San Gimignano, en el corazón de la Toscana

En el corazón de la Toscana

Probablemente ningún pueblo capte en todo su esplendor la esencia de la Toscana como San Gimignano. A medio camino entre la gran joya del Quattrocento, Florencia, y la más inadvertida pero soberbiamente bella Siena, esta pequeña ciudadela amurallada surge en el horizonte después de doblar alguna de las incontables curvas del trayecto. Corona una colina que domina las floridas y bucólicas llanuras toscanas, en las que el tiempo parece pasar a otro ritmo, más calmado, más lento, somnoliento.

Fortificado tal y como lo vemos hoy en la Edad Media, destaca por el excelente de sus torres, que le confieren su perfil escalonado y marrón. En una carrera de testosterona que la raza humana aún no ha superado a pesar del paso de los siglos, los señores pudientes de entonces pugnaban por erigir y poseer la torre más alta del recinto. Pero al contrario de lo ocurrido en otras villas de la región, las de San Gimignano no padecieron la cruel destrucción de los grandes conflictos del siglo XX y 13 de ellas se conservan impolutas.

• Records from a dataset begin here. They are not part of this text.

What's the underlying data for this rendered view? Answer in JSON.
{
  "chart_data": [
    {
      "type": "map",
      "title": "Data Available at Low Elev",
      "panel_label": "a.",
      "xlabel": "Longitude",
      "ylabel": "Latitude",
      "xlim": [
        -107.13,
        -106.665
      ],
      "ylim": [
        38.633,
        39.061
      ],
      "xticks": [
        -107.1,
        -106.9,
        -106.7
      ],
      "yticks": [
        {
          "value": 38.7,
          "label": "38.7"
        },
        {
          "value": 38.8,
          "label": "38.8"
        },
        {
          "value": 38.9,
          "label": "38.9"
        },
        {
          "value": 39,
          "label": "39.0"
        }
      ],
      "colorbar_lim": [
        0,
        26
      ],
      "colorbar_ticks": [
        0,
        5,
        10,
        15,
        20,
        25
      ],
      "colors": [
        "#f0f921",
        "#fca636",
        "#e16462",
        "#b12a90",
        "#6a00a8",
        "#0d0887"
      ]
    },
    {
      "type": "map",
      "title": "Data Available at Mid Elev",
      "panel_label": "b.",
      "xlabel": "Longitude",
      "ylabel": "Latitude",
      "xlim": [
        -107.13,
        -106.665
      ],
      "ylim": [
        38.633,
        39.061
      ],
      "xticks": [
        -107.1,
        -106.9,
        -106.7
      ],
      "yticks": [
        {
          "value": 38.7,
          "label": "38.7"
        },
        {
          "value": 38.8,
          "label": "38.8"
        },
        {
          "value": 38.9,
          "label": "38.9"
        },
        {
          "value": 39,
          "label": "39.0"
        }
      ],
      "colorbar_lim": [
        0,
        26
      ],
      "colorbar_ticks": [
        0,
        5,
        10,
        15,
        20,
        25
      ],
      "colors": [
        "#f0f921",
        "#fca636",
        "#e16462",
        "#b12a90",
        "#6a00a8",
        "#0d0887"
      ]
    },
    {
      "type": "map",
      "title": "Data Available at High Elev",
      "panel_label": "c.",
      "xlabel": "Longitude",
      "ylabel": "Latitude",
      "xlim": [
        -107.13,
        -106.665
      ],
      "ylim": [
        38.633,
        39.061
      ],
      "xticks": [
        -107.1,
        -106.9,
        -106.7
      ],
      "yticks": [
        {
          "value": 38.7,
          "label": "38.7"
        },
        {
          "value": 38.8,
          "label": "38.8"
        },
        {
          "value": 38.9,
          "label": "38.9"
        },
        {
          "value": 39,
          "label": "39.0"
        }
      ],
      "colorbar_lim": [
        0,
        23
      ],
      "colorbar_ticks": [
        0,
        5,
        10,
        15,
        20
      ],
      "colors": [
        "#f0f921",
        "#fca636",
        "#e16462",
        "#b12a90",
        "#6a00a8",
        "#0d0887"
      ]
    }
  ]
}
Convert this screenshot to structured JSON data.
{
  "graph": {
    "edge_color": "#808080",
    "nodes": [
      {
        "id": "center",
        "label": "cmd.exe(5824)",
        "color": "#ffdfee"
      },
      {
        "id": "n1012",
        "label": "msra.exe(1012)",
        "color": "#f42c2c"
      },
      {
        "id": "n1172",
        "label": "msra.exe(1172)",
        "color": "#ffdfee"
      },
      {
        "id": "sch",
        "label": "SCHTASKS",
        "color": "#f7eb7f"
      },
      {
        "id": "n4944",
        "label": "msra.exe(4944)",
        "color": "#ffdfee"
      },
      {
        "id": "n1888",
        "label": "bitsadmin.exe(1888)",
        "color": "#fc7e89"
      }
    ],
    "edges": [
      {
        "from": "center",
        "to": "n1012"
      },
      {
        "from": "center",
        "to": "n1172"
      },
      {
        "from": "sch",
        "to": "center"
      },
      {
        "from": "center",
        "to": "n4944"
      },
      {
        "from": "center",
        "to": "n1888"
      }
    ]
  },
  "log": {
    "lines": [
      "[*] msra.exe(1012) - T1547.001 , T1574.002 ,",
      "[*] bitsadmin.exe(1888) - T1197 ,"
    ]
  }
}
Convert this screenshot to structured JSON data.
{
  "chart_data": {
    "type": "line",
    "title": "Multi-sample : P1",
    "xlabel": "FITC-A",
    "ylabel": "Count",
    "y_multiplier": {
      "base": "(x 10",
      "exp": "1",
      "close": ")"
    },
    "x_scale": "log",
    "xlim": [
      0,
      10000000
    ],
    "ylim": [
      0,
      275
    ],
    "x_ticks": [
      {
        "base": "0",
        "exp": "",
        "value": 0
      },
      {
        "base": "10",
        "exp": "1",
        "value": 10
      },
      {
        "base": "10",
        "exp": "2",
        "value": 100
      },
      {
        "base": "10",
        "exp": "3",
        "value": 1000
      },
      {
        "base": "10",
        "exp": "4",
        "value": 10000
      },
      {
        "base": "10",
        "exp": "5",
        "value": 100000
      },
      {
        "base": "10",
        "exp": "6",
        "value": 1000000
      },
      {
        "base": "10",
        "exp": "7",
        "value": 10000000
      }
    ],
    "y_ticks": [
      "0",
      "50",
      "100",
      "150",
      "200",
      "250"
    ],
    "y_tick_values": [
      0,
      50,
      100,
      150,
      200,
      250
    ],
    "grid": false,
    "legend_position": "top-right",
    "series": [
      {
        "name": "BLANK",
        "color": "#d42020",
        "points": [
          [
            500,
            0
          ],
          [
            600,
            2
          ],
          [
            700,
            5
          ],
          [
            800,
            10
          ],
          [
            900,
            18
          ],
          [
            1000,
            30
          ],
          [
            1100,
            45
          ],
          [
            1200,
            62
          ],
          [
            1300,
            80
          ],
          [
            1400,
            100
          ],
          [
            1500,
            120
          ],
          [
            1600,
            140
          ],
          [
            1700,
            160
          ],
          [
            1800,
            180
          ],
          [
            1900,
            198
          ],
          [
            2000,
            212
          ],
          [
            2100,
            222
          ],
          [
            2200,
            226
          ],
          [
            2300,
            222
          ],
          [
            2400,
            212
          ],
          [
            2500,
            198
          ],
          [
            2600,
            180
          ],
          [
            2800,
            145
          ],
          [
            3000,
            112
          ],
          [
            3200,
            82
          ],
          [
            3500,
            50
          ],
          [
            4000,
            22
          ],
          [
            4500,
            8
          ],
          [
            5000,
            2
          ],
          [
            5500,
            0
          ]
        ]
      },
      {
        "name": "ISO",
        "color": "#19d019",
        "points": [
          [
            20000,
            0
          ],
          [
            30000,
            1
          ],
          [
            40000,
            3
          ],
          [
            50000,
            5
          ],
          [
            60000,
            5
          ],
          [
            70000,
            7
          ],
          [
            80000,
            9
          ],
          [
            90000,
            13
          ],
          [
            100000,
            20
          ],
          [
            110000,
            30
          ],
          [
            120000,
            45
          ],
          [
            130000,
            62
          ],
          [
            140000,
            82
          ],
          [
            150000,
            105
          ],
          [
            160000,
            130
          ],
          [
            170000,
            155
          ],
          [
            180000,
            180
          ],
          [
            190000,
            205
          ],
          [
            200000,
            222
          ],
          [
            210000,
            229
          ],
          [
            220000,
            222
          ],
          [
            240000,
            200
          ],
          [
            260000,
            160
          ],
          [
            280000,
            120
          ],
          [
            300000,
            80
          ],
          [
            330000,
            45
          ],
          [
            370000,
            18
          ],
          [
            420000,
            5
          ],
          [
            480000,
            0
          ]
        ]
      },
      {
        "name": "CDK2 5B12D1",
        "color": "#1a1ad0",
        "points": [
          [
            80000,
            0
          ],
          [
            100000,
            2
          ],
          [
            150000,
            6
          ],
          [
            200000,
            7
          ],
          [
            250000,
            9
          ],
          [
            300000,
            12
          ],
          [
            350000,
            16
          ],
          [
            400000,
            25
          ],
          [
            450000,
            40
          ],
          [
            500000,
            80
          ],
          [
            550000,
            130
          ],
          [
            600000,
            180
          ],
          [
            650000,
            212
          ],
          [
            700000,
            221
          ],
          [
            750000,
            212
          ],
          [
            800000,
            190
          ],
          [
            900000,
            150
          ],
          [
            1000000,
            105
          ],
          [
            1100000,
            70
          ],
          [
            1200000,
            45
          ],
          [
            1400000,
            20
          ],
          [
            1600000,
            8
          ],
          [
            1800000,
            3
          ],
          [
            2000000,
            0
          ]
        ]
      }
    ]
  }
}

Sus calles angostas y empinadas apenas soportan el tráfico rodado, que se reserva a la vida extramuros. En las confluencias de las más importantes, hermosas plazas irregulares llenan de vida y algarabía los atardeceres estivales. Quizás la más bella sea la de Cisterna, con su macizo pozo pétreo en el centro. A ambos lados de la Via San Giovanni, las artesanías y los productos de la tierra estallan en vivos coloridos sobre la monocromía arenisca. Si no se quiere sufrir una confusión temporal transitoria, no es aconsejable cerrar los ojos más allá de un parpadeo: es probable que al abrirlos nuevamente el pavimento aparezca cubierto de paja, circulen bueyes uncidos y alguna cortesana de corpiño fruncido nos ofrezca unos olorosos limones.